Vianello shook his head in ignorance.

‘Fourteenth century. There’s a whole notebook in Bergamo, with drawings – paintings, really – of birds and animals, and a fantasy alphabet.’ His father-in-law kept his two drawings in a folder, out of the light. Brunetti held up his hands about twenty centimetres apart. ‘These are only loose pages, about this big. Beautiful.’

‘Valuable?’ asked the far more pragmatic Vianello.

‘I don’t know exactly,’ Brunetti said. ‘But I’d guess so. In fact, my father-in-law said that most collectors went because of her husband’s collection of drawings – it wasn’t like today, when you could check everything that was in the auction by going online. He said there were always surprises. But this time, the surprise was that there were so few drawings. Still he managed to get those two.’

‘Pity about Cuccetti, isn’t it?’ Vianello asked, surprising Brunetti by remembering the name of the lawyer who had swept the board.

‘What, that he died so soon after? What was it, two years?’

‘I think so. And with his son. The son was driving, wasn’t he?’

‘Yes, and drunk. But it was all hushed up.’ Both of them knew a fair bit about this sort of thing. ‘Cuccetti had a lot of important friends,’ Brunetti added.

As if Brunetti’s statement were the night, and his question the day, Vianello asked, ‘The will was never contested, was it?’

‘Only by those French people, and that didn’t last a day.’ Leaning across his desk Brunetti retrieved the papers Signorina Elettra had given him and said, ‘This is what she found.’ He read the first sheet and passed it to Vianello. In amiable silence, neither thinking it necessary to comment, they read through the papers.
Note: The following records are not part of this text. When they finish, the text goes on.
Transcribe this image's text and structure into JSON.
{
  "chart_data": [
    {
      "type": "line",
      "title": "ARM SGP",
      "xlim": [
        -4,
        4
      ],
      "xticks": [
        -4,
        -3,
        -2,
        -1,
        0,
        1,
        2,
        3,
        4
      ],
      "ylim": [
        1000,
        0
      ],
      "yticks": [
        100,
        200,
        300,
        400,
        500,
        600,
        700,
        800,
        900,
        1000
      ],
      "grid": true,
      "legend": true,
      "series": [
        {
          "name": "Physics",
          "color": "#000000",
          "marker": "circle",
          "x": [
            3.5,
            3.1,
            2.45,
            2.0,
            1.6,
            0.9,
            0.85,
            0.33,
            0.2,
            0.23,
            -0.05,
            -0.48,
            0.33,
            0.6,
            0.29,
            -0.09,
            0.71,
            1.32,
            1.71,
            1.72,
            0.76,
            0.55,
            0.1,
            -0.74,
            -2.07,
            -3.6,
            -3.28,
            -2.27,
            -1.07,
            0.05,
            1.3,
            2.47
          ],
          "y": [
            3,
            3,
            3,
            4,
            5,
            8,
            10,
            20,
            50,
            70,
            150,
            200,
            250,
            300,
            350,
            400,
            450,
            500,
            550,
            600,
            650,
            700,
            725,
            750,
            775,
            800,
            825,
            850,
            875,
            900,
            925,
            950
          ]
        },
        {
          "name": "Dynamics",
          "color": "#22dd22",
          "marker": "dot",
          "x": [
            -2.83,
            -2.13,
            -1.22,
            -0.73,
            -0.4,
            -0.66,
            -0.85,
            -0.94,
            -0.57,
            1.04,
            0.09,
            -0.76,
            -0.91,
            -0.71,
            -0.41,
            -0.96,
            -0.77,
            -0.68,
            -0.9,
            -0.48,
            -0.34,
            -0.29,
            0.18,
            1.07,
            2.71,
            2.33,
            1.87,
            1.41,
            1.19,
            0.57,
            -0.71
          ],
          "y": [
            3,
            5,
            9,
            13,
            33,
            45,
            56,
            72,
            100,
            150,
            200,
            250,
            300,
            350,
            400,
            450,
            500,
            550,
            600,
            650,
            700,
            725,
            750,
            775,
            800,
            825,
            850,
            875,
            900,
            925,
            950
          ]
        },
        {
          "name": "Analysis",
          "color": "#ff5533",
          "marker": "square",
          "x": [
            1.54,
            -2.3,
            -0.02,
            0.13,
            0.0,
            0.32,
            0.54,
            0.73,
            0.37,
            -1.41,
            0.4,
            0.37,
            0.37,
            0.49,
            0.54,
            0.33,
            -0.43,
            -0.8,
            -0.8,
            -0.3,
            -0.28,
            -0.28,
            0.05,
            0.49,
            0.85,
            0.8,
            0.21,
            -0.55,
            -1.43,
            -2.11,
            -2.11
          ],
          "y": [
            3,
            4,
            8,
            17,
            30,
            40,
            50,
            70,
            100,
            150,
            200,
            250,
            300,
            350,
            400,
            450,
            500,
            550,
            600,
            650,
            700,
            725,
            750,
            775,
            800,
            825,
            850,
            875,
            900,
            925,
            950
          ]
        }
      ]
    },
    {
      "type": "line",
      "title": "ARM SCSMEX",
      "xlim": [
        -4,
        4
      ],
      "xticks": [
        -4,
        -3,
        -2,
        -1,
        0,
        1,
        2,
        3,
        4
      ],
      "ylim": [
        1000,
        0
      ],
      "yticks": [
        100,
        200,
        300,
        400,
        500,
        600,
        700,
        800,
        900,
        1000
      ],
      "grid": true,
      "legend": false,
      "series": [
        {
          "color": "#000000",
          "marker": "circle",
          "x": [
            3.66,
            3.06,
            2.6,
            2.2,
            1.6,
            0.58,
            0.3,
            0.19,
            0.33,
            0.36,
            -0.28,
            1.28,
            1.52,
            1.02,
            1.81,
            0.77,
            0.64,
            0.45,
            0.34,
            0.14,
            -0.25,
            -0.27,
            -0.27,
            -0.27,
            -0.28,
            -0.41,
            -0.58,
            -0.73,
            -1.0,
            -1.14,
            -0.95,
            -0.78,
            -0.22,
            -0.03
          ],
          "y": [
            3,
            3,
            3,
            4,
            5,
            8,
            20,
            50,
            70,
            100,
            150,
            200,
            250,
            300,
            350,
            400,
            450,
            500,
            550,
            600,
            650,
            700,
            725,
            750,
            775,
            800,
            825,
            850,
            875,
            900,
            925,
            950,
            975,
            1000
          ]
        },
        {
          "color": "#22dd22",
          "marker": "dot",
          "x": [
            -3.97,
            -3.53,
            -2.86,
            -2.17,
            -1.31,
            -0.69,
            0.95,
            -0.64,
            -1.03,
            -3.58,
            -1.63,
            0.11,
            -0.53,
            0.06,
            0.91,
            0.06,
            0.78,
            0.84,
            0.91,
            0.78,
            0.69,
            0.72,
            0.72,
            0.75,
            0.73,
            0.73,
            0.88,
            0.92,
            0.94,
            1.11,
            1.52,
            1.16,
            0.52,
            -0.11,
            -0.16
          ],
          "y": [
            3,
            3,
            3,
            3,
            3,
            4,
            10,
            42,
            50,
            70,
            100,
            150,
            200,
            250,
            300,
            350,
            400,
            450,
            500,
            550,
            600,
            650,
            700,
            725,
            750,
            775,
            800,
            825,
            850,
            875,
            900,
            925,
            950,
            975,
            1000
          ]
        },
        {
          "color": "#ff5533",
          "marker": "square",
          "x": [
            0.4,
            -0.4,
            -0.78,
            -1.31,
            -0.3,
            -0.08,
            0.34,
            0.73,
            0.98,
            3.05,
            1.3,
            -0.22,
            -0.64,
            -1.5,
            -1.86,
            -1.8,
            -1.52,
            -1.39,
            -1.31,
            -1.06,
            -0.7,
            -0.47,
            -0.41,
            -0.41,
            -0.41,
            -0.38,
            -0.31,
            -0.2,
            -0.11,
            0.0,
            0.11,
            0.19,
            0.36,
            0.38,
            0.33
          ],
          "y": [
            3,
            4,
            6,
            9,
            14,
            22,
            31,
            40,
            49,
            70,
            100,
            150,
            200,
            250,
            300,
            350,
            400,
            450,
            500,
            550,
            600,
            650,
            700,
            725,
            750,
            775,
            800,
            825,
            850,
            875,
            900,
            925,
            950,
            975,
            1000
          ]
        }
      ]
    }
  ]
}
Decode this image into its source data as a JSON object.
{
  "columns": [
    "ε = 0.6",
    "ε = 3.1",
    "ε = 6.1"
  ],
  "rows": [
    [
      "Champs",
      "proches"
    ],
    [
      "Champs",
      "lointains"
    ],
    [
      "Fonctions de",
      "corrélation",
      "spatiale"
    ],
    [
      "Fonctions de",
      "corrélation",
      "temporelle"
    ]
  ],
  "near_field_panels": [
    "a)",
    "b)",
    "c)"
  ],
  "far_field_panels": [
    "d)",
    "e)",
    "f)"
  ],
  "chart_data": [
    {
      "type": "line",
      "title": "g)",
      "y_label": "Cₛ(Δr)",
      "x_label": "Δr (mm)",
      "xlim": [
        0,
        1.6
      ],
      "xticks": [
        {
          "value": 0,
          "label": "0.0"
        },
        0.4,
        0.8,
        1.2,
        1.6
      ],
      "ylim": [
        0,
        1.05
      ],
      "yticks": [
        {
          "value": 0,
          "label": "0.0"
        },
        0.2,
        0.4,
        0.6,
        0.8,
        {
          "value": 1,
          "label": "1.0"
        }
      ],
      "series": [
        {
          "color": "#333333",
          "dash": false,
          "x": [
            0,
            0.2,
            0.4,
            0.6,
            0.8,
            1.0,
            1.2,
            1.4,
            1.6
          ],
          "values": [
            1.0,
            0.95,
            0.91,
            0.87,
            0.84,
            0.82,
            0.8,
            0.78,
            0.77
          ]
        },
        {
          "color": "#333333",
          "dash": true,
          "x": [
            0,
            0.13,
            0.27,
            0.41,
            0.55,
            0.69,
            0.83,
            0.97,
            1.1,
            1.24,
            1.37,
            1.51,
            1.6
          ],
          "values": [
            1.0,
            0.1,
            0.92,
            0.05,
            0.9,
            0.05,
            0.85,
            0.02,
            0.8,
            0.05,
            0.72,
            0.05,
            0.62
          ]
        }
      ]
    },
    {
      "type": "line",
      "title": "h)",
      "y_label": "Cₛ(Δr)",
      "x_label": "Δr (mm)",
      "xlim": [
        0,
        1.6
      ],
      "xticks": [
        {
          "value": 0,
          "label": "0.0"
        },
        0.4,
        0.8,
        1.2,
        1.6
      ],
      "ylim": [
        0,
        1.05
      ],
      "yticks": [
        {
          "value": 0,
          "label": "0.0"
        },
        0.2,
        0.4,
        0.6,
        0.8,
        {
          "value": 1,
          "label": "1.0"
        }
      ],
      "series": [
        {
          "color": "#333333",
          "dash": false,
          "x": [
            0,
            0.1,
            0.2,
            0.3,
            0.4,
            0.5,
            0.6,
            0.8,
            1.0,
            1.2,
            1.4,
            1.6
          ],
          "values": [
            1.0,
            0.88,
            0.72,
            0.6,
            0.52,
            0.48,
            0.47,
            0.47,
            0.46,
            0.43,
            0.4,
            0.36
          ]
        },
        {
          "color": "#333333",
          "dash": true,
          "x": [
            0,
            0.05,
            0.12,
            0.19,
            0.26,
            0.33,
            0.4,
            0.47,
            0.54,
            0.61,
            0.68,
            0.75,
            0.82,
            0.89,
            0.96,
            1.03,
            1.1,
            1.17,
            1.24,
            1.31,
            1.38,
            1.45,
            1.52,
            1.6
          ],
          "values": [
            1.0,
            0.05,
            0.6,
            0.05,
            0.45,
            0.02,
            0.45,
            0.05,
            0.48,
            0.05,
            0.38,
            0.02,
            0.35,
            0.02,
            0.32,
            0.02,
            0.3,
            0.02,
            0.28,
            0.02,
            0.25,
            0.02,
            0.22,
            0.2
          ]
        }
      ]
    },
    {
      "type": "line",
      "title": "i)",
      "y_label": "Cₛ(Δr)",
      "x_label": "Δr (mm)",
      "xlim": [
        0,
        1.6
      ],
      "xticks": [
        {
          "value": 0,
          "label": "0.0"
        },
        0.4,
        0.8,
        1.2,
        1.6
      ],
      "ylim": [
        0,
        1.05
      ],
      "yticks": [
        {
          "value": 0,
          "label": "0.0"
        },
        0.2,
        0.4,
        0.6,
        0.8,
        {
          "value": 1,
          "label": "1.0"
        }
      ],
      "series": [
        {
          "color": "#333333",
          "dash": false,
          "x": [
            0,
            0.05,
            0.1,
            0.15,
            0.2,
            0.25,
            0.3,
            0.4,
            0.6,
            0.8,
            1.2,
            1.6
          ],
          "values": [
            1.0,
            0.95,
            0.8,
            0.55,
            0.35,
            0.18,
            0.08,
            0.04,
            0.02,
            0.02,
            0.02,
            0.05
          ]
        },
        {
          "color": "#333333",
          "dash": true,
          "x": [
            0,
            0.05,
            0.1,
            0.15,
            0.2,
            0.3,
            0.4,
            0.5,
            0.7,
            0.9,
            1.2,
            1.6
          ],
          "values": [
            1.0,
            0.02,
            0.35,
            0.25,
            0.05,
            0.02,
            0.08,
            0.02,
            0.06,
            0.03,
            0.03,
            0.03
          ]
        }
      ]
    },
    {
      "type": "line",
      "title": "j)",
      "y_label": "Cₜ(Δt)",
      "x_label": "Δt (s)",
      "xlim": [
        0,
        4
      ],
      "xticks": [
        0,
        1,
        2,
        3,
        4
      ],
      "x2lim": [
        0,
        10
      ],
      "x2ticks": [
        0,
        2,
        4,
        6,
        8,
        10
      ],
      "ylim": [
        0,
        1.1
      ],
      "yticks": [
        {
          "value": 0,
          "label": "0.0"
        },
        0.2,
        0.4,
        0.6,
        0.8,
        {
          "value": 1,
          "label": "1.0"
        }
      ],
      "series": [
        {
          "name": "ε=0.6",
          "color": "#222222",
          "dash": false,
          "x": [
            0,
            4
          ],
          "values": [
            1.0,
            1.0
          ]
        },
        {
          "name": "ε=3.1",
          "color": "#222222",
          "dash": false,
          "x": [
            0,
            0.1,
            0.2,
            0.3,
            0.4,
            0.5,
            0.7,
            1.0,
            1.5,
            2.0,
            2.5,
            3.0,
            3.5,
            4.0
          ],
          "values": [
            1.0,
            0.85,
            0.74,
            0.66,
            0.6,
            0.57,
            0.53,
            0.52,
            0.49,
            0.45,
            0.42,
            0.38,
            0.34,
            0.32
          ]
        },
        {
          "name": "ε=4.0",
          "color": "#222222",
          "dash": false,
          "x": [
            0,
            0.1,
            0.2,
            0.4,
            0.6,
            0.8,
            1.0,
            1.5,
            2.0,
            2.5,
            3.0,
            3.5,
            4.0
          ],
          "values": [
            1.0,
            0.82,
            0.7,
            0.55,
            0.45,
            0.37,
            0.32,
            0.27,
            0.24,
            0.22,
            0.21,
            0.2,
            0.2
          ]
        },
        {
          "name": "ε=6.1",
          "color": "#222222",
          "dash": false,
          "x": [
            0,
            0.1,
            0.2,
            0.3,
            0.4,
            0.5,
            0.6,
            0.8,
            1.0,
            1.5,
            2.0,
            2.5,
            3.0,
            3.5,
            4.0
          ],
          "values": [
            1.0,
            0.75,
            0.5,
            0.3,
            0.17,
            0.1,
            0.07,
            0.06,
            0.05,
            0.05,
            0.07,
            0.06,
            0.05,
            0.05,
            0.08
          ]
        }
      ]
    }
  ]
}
Maria Sartori had been a practical nurse, first at the Ospedale al Lido, and then at the Ospedale Civile, from which she had retired more than fifteen years before. Never married, she had lived at the same address as Benito Morandi for most of their adult lives. She had kept an account at the same bank during her working life, into which modest sums were deposited and then withdrawn. She had never been in hospital, nor had she ever come to the attention of the police. And that was all: no mention of joy or sorrow, dreams or disappointments. Decades of work, retirement and a pension, and now a room in a private
casa di cura
, paid for by her pension and the contribution of her companion.

Attached was a photocopy of her
carta d’identità
; Brunetti barely recognized the soft-featured woman who gazed out at the world from the photo: surely she could not be the ancestor of the woman with the deeply lined face he had seen. He fought off the temptation to whisper to the younger face how right she had been: trouble comes.